En lo esencial, el crecimiento económico -que se entiende como un aumento continuo del PIB por persona- es función, primero, del progreso tecnológico y de los recursos que se van reasignando a sectores cada vez más productivos y, segundo, de la acumulación de capital por persona, incluyendo el capital humano. En nuestro caso, el crecimiento económico ha estado íntimamente ligado a la acumulación de capital, sin perjuicio que ésta se hiciera considerando las nuevas tecnologías.

Pues bien, es de perogrullo que la mencionada acumulación solo se produce si existen los incentivos para ello. Esos incentivos se dieron en los años dorados de crecimiento de nuestra economía, en que los inversionistas gozaron de oportunidades, respeto irrestricto a la propiedad privada, y un grado razonable de tributación. Existía entonces un acertado acuerdo de que sin crecimiento económico no se podía reducir la pobreza y menos aún financiar el gasto público social. Es más, las oportunidades de inversión se dieron porque se liberaron -pero reguladas y en parte financiadas por el Estado- las inversiones privadas en sectores como la electricidad, el agua potable, la educación, la salud y la infraestructura física.

El esquema mencionado funcionó y la pobreza se redujo espectacularmente. Es cierto que ese resultado se produjo con imperfecciones y con una reducción de la desigualdad menor a la anticipada. Igual, la economía chilena pasó a ser una joyita, no perfecta, pero internacionalmente admirada.
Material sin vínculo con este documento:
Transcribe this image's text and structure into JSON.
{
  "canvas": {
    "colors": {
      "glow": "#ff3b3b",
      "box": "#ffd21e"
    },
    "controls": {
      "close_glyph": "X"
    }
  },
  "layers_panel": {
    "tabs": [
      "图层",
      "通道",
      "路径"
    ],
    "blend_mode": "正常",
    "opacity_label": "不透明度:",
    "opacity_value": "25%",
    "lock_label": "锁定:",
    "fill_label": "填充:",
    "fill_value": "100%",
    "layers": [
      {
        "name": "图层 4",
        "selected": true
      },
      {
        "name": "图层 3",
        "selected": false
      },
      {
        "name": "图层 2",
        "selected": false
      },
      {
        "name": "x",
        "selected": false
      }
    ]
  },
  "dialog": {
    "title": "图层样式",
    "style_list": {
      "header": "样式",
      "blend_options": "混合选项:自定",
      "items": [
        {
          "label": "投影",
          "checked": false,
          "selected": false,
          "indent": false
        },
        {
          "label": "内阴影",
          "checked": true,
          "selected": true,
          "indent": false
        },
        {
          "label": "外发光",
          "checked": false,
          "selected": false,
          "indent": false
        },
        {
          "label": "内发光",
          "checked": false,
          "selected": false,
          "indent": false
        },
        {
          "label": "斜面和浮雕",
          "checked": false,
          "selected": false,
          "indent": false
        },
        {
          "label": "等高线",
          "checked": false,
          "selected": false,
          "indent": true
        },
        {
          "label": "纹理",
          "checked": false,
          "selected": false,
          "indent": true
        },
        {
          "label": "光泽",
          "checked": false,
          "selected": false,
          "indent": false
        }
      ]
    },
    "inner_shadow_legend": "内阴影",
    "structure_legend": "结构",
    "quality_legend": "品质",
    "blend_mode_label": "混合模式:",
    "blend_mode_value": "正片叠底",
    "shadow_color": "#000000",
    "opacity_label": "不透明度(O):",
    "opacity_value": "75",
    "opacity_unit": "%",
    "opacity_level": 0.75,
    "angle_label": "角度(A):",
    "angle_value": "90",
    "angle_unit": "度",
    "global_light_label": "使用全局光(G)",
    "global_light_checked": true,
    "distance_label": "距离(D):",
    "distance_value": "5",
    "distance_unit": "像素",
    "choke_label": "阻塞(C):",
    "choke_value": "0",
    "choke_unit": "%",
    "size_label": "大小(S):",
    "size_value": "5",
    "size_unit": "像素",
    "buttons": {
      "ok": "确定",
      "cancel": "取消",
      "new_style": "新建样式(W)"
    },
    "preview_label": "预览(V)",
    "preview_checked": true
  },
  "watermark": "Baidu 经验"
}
No es entonces el momento -como proponen ciertos sectores- de asumir políticas públicas trasnochadas que cercioren o eliminen los incentivos a la inversión y a la buena asignación de recursos, y que fracasaron en todas partes del mundo, incluyendo el Chile de mediados del siglo pasado. Si adoptamos tales políticas terminaremos pareciéndonos más a la actual Venezuela o, en el mejor de los casos, a Argentina, que a Nueva Zelanda, por ejemplo.

Pero lo cortés no quita lo valiente. Es perfectamente posible adoptar políticas públicas sesgadas para favorecer un alto nivel de inclusión -que es una demanda ciudadana bastante generalizada- y simultáneamente abrir nuevas oportunidades de inversión, tener un estricto respeto por la propiedad privada y no requerir niveles de tributación expropiatorios.